Some say this is not a parable but the description of an actual event. I find this incredulous.
First it is couched within five other parables. Secondly, like other parables, it had a lesson to teach, namely, that even if it were possible for one to return from the dead, the Jewish religious leader still would not believe.
The parable itself seems descriptive of a common Jewish belief of the day, concerning the afterlife. One may read a similar but more detailed description of the belief in the "Discourse Concerning Hades", attributed to Josephus. So Jesus used this common belief to bring out his lesson, though He wasn't proposing it as an actual event, in spite of the fact that He referred to one of the characters by name.
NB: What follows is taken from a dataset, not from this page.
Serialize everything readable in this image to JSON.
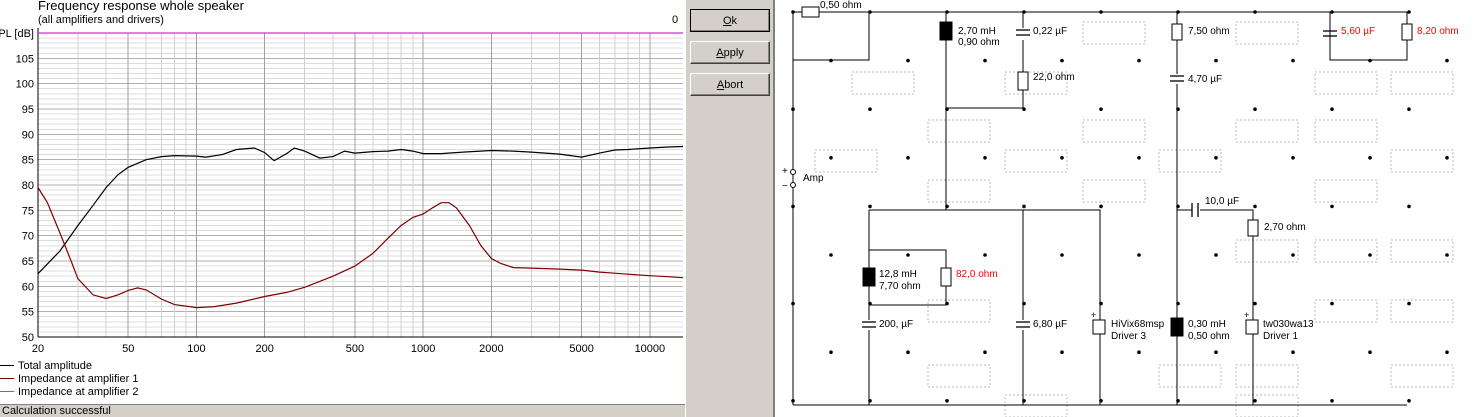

If this parable were a description of people going to heaven or hell, as some think, then it seems rather limiting to prescribe hell only for possessing riches, and heaven only for those who have suffered physical hardships in this life? Yet, is this not the reason, in the parable, that Abraham gave for Dives being in the place of anguish, and for Lazarus being in a place of comfort?
But Abraham said, "Child, remember that you in your lifetime received your good things, and Lazarus in like manner bad things; but now he is comforted here, and you are in anguish. Luke 16:25
So, it doesn't seem to make sense to take this parable as evidence for immediate consciousness following death.